Different Perceptions
A Short Story About That Time I Fell in Mud While Celebrating Rocco's First Successful Recall... From Rocco's Point of View

May 4th, 2021.
Glenside, Pennsylvania - 3:12 PM.
"... do you want to go outside?"
"Outside... outside... outside," repeated rapidly as I sprinted through an open field towards a fresh steak. Suddenly, my surroundings are becoming brighter and brighter. Everything turns white as I regain consciousness and realize that my mom just asked me if I wanted to go OUTSIDE!
I shot up, flung my drool across the room in an attempt to shake myself awake, and performed perfectly executed puppy yoga on my way to the door.
Okay, you caught me, it wasn't perfectly executed... nor was it yoga... in fact, my zoomies were so intense that I drifted across the grey hardwood floors and slammed into the back door, accordion-style.
The following 10 minutes were a bit of a fog - I'm almost positive that I felt a few brain cells fall out after that head vs. door situation. The next thing I know, I'm out in my HUGE backyard playing frisbee with my mom. She gets really excited when I catch it before it hits the ground... it's exhausting, but I do it to make her happy. I love seeing her smile.
I live at this place called an 'apart mint?' I don't really know what that means, all I know is that my home looks a lot bigger on the outside than it is on the inside and I always hear ghosties in the walls which is a tad unnerving.
Sometimes, people who I have never sniffed before try to walk on my lawn. At first, I thought this was weird and did not like it, but my mom never seems worried so I came to the conclusion that they are all just unsniffed friends. When I see the furry unsniffed friends, nothing else in the world exists, except for my desire to walk in circles with a butt in my nose and a nose in my butt, followed by a game that is similar to a combination of track and WWE.
My mom spends a lot of time with me every day to help me learn to be 'calm' and 'control my energy' around other floofs. I hope that you could hear the annoyance and mockery in my voice while saying that. Apparently not every floof wants someone to run full speed at them and insert their nose into their butt? I still think that's bologna.
As I was saying, on May 4th, 2021, I was sprinting after a frisbee - tongue slapping against the side of my face, full stride activated, a cloud of dust trailing behind me.
As I planted my back legs to lunge through the air and make my catch, I caught a whiff of an unsniffed friend. This broke my concentration and caused me to fumble the frisbee and trip while landing.
I then heard my mom say, "Rocco, COME!" but figured I was just hearing things after my fall and decided to shake it off, literally. I thought about going to shove my nose in that butt that I smelt to help me feel better, but I was feeling too embarassed to go near them. So, I took off to get comfort hugs from mom.

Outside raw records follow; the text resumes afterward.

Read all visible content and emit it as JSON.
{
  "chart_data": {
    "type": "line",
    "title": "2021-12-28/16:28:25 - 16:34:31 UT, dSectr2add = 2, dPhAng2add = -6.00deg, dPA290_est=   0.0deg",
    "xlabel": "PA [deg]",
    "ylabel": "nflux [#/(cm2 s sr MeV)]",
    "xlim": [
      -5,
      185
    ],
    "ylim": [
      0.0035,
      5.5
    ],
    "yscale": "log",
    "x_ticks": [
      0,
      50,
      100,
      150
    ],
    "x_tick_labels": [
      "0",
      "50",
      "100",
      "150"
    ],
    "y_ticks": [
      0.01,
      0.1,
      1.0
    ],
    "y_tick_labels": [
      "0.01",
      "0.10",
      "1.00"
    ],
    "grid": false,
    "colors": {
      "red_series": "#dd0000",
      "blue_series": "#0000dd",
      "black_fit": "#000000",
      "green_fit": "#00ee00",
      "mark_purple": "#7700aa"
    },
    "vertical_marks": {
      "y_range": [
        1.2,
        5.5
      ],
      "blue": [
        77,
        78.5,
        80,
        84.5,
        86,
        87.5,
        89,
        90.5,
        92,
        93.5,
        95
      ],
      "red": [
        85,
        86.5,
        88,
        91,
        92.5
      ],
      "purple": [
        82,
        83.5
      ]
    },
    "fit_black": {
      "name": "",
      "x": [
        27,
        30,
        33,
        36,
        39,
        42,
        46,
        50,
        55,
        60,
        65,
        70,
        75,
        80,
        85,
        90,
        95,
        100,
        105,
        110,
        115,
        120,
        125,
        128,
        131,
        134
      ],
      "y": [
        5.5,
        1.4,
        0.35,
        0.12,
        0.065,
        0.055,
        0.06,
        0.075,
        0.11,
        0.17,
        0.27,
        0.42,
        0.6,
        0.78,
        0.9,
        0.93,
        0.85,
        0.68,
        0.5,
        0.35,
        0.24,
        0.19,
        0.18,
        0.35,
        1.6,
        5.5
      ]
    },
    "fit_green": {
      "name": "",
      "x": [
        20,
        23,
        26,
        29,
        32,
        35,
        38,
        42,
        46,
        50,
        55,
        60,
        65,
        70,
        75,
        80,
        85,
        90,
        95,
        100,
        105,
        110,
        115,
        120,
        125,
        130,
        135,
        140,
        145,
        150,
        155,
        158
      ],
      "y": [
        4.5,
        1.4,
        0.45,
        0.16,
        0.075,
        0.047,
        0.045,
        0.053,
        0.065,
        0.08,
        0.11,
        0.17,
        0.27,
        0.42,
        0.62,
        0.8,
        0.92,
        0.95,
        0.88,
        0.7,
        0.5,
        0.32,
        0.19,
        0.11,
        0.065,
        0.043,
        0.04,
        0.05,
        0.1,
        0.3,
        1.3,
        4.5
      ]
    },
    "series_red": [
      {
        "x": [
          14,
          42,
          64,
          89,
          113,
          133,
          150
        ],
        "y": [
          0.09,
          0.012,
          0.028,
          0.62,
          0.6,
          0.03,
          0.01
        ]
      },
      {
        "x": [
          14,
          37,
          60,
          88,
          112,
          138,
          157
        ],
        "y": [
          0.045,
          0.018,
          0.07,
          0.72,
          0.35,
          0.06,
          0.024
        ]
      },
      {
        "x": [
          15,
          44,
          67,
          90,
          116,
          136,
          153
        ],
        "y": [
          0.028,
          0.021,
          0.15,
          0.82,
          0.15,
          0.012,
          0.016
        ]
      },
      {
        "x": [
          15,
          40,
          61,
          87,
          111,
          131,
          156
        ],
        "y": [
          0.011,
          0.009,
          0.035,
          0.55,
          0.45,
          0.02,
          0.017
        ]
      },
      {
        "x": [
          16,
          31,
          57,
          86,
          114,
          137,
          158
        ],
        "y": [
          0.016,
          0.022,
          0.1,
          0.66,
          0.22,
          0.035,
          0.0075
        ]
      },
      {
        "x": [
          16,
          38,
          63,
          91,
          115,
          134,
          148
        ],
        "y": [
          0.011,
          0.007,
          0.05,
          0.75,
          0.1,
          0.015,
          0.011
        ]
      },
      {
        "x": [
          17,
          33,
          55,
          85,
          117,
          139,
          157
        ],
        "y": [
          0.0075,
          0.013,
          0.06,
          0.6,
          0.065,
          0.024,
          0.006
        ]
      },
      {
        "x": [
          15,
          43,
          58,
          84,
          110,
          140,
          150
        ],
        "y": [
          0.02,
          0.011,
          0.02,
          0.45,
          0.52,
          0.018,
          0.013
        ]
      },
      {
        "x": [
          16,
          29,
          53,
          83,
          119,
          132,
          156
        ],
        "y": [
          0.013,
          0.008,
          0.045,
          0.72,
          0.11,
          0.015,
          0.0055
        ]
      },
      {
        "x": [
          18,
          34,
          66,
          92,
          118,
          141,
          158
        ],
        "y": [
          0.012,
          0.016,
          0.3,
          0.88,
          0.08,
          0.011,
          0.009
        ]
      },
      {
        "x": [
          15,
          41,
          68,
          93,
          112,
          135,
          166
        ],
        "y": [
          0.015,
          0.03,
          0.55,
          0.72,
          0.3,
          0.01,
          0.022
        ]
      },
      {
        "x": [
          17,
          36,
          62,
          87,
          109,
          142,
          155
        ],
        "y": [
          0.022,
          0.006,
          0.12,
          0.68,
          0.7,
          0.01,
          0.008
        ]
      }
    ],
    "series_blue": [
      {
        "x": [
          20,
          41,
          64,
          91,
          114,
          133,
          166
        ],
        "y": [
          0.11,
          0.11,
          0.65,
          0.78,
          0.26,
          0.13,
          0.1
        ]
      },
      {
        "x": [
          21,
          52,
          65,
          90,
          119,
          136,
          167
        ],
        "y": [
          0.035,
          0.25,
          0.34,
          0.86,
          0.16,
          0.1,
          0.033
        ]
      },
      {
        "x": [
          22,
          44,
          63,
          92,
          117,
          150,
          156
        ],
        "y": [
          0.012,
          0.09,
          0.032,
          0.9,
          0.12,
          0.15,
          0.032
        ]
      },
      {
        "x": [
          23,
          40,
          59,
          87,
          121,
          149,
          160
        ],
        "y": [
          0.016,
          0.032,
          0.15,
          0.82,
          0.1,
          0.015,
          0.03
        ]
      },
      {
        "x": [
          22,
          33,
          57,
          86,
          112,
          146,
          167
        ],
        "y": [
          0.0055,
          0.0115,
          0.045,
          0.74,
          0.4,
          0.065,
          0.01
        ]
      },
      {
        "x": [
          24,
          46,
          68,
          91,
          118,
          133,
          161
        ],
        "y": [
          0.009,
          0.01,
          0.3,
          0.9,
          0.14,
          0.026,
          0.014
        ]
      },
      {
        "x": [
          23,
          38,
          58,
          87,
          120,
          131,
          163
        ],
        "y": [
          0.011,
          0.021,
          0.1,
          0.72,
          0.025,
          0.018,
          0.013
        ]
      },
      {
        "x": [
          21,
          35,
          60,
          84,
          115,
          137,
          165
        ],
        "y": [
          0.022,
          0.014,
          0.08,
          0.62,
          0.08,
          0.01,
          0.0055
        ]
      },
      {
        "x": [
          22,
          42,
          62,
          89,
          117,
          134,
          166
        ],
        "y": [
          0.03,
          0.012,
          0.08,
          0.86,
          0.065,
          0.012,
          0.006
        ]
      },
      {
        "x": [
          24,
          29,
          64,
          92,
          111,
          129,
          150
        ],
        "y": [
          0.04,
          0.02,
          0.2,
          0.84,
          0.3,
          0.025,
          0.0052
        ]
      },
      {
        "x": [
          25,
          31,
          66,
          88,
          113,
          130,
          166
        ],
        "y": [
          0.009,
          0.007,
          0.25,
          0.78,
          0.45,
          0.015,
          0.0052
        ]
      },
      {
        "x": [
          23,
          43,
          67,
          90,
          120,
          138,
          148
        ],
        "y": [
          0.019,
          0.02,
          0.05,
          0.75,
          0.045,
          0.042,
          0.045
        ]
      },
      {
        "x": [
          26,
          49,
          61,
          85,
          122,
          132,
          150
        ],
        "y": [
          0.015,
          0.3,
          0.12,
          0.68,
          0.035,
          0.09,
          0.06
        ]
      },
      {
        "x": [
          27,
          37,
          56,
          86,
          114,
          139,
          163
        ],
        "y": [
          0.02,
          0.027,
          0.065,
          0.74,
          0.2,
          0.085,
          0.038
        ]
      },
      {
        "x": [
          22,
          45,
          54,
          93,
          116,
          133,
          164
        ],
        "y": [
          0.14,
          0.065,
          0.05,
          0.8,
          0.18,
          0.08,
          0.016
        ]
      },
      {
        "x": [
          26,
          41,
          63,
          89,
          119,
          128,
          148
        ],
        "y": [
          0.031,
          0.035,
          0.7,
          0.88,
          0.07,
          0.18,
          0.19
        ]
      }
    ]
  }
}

Plus, I knew if I played my cards right I'd get sympathy snacks.
Suddenly, my mom started jumping up and down and running around. The next thing I know, my hooman is pulled to the ground by a mud monster! I felt so guilty, I heard my mom call for help and I didn't come. That thought fueled my legs to run faster than they ever did before. I got to my mom in seconds and, without hesitation, jumped directly on top of her in hopes of releasing the mud monsters' grip, rubbing myself on the ground to smash up his remains. She then started rolling in the mud with me telling me that I'm a good boy and that she was proud of me.
I didn't always live with my mom. She rescued me so that I could have a better life than what I was given. Going through so many homes was stressful and sometimes I'd get insecure because I was scared I would just be sent away again if I did something wrong. I never felt like I belonged anywhere... like I had a home where I was needed.
May 4th, 2021 was the day I learned what my purpose was - to protect my hooman from anything that tries to hurt her.
May 4th, 2021 was the day I knew that I was at my furever home.
May 4th, 2021 was the best day of my life.